Phyllis Armstrong

At Watergate

Mapping the City: DC Places, Part II
Volume 11, Number 4, Fall 2010

At Watergate

The huge latrine of my city
Flows past
Windows reflecting
A massive sunset
Shimmering yachts ride
On crests of bilgewater

 

Phyllis Armstrong is the author of A Witness to Washington, published in 1972 by Dragon's Teeth Press. She worked for the Library of Congress for 24 years. Born in India to a British mother, she spent most of her youth in England, and came to the US prior to World War II, setting in Washington, DC. She began work at the Library of Congress in 1938 in the Law Library. During the war, from 1941 to 1945, she took military leave to serve with the British Woman's Royal Naval Service as a cipher officer in the signals branch.
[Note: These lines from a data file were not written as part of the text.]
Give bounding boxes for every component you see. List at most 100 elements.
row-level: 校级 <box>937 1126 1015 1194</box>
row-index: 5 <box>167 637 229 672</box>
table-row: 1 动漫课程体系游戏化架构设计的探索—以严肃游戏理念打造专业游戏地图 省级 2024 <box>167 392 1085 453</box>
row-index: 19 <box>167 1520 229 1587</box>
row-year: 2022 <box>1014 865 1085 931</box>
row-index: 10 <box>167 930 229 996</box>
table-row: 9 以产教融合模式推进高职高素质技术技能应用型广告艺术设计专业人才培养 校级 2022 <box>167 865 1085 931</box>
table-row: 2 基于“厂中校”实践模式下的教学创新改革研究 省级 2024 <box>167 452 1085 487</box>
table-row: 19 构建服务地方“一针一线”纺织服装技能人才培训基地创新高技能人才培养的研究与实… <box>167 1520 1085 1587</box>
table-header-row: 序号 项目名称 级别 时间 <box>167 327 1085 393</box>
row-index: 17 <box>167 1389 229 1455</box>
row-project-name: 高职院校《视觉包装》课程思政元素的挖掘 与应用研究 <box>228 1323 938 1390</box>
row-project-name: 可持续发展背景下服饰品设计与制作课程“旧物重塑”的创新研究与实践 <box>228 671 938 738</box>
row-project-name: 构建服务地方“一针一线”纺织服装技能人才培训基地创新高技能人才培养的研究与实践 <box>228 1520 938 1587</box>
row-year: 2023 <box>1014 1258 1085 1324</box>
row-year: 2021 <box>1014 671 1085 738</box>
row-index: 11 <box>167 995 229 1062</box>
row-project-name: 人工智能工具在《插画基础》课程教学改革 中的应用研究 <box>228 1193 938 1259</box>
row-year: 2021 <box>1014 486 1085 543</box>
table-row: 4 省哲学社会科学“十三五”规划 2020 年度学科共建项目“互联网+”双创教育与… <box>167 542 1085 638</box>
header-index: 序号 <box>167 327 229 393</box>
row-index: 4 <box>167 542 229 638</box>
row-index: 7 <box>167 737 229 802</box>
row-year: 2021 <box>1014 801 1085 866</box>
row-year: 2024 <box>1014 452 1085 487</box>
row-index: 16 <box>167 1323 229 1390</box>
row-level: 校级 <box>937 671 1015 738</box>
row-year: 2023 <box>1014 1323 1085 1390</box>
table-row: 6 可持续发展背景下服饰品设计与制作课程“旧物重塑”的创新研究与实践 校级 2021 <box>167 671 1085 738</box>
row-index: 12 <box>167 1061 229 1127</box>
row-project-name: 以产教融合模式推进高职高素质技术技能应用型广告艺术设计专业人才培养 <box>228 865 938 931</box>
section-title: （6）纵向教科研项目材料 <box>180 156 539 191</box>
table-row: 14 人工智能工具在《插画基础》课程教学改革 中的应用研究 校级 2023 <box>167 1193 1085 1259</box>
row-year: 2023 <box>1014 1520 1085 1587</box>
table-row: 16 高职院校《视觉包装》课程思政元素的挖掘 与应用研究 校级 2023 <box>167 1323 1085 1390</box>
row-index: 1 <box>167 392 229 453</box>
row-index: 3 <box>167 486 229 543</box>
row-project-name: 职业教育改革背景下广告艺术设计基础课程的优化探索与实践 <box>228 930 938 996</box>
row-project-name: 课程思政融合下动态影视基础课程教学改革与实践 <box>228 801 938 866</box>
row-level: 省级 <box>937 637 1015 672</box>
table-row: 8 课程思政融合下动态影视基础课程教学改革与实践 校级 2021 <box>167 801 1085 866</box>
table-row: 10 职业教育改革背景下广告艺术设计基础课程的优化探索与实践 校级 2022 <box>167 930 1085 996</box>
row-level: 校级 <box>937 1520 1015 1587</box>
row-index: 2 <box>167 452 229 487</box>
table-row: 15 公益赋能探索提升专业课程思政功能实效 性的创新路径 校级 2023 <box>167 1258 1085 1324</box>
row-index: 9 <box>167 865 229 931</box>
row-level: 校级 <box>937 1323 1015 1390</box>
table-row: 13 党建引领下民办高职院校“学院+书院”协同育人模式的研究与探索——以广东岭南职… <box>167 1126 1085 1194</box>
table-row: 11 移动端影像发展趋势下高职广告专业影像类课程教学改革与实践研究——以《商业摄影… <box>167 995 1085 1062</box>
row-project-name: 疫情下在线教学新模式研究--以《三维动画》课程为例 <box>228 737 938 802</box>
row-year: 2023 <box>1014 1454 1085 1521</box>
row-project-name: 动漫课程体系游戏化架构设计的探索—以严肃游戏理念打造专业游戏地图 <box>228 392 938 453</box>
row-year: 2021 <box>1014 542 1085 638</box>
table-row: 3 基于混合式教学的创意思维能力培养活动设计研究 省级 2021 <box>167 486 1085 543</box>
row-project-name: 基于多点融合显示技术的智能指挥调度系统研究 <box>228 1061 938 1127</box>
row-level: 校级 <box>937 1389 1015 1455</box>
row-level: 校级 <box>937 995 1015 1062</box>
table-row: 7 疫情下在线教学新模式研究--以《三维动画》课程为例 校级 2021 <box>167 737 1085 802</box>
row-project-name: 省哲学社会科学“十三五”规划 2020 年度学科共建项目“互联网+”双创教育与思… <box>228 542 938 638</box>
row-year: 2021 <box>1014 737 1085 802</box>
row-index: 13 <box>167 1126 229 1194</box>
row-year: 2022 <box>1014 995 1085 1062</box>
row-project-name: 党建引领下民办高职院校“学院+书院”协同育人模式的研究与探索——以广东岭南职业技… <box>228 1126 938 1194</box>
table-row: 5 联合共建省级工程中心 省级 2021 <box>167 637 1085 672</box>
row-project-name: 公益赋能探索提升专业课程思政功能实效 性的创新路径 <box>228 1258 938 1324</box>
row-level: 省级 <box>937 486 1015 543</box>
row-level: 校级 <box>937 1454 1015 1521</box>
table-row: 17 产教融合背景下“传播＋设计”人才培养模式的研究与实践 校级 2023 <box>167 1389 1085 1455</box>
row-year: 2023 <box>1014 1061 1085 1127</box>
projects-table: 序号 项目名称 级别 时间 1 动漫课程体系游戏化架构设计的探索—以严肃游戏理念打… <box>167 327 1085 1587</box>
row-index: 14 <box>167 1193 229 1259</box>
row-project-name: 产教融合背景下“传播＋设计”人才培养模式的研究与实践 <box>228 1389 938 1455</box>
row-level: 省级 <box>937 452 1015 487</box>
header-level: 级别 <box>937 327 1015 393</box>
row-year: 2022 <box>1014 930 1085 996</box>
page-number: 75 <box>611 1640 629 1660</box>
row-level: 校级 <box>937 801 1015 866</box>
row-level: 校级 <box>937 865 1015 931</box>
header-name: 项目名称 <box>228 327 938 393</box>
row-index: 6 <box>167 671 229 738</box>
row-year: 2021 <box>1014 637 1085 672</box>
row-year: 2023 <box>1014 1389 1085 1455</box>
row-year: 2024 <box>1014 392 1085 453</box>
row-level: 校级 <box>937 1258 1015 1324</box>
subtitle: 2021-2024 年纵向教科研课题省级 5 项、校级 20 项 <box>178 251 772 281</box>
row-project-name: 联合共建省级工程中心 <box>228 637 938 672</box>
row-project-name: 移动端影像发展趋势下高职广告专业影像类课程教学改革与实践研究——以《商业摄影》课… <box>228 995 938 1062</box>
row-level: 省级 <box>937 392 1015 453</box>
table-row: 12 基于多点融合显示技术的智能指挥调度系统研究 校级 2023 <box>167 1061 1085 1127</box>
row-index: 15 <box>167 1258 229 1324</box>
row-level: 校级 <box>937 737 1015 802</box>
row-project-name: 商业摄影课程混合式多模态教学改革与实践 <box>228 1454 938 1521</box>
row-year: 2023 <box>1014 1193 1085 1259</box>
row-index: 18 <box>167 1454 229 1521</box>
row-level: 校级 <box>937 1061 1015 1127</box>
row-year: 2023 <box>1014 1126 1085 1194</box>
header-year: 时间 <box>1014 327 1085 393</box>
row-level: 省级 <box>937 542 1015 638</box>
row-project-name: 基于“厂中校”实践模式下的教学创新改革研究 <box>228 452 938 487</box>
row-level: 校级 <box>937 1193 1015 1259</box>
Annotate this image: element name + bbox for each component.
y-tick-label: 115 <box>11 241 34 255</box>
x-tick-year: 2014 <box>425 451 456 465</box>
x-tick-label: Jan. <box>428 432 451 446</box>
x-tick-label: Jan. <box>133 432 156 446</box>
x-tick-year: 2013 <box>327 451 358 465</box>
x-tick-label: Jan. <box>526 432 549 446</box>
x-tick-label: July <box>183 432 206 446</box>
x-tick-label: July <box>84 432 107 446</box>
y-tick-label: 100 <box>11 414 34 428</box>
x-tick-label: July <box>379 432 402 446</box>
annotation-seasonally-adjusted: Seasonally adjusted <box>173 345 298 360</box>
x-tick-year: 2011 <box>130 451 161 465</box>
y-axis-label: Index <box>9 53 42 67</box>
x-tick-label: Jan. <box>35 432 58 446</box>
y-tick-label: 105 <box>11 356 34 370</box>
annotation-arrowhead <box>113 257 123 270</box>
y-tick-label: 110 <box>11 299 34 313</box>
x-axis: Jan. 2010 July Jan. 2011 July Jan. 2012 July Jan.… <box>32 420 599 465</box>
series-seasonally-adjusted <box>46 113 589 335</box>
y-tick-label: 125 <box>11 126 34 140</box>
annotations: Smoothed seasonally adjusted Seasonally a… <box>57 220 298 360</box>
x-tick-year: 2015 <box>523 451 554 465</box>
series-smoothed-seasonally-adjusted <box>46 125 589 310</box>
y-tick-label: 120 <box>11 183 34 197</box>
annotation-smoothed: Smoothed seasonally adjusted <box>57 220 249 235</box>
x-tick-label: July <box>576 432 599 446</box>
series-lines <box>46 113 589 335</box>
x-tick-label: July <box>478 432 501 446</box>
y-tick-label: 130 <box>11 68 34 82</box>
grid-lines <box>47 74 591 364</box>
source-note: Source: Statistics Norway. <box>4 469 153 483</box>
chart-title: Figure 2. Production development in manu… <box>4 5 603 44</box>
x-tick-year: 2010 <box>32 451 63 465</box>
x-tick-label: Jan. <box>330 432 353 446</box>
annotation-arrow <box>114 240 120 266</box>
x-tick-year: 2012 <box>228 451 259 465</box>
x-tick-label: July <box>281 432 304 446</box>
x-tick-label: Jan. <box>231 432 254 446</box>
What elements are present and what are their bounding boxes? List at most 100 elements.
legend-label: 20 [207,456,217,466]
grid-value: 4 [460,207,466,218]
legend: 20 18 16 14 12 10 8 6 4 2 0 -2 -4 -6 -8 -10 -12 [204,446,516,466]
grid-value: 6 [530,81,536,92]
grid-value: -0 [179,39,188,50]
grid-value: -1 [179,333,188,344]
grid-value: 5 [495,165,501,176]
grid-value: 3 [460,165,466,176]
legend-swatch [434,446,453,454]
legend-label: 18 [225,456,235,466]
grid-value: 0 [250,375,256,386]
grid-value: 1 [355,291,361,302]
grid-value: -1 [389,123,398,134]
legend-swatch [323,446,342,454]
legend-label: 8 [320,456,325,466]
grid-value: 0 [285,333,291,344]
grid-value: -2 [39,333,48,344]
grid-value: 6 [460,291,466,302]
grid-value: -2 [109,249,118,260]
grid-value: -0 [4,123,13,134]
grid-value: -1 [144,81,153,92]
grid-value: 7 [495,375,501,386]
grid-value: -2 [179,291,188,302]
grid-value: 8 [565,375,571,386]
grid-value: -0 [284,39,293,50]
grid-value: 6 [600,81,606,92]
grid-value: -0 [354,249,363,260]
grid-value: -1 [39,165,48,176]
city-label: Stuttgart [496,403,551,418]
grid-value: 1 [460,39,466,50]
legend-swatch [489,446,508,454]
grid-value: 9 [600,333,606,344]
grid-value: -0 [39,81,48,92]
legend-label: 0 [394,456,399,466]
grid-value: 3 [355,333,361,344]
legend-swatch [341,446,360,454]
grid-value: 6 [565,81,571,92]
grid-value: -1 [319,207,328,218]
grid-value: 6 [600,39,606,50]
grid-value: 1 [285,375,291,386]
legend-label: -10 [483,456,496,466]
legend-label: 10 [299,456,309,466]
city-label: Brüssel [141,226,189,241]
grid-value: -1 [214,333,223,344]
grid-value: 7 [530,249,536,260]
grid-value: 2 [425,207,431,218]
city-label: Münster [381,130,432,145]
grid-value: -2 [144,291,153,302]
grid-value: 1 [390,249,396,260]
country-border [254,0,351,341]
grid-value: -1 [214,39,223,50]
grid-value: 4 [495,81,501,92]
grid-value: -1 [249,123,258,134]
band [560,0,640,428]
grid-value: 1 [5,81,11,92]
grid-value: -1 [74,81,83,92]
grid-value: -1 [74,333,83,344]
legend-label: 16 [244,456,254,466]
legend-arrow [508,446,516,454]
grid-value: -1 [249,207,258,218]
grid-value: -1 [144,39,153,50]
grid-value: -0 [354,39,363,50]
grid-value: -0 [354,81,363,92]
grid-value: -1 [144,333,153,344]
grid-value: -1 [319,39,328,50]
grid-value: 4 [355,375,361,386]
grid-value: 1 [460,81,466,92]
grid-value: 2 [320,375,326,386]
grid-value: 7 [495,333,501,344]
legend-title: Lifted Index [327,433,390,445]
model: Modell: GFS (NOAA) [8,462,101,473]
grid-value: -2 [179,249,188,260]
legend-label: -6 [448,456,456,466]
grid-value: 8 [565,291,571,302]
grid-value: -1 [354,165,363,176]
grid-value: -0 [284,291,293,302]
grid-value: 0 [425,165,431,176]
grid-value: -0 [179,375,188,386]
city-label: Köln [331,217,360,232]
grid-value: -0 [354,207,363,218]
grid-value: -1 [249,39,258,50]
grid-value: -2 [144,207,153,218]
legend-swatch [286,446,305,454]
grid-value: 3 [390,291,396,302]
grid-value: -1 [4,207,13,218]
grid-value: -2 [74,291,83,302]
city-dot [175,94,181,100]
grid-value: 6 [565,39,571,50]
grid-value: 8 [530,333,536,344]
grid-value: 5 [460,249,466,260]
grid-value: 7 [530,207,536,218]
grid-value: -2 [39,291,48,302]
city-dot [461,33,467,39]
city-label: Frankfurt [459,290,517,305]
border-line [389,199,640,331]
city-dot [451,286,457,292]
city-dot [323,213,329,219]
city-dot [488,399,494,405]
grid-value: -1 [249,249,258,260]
Karl Shapiro hired her during his tenure as US Poet Laureate to serve as the first Special Assistant in Poetry. He remembered her in later years as "tall, military in bearing, a chain smoker" whose service to the Library of Congress was exemplary, serving "one difficult poet after another, for which she deserved the Congressional Medal of Honor." William Jay Smith, on learning of her retirement in 1970, wrote, "It is virtually impossible to think of the Poetry Room without her." She worked with fourteen US Poets Laureate in all, for which she was awarded the Amos. R. Koontz Memorial Foundation Award for Distinguished Service. She was a long-time resident of Hyattsville, MD and died at age 89 from a respiratory ailment on July 26, 1999. She left no immediate survivors, and her book, unfortunately, is long out of print.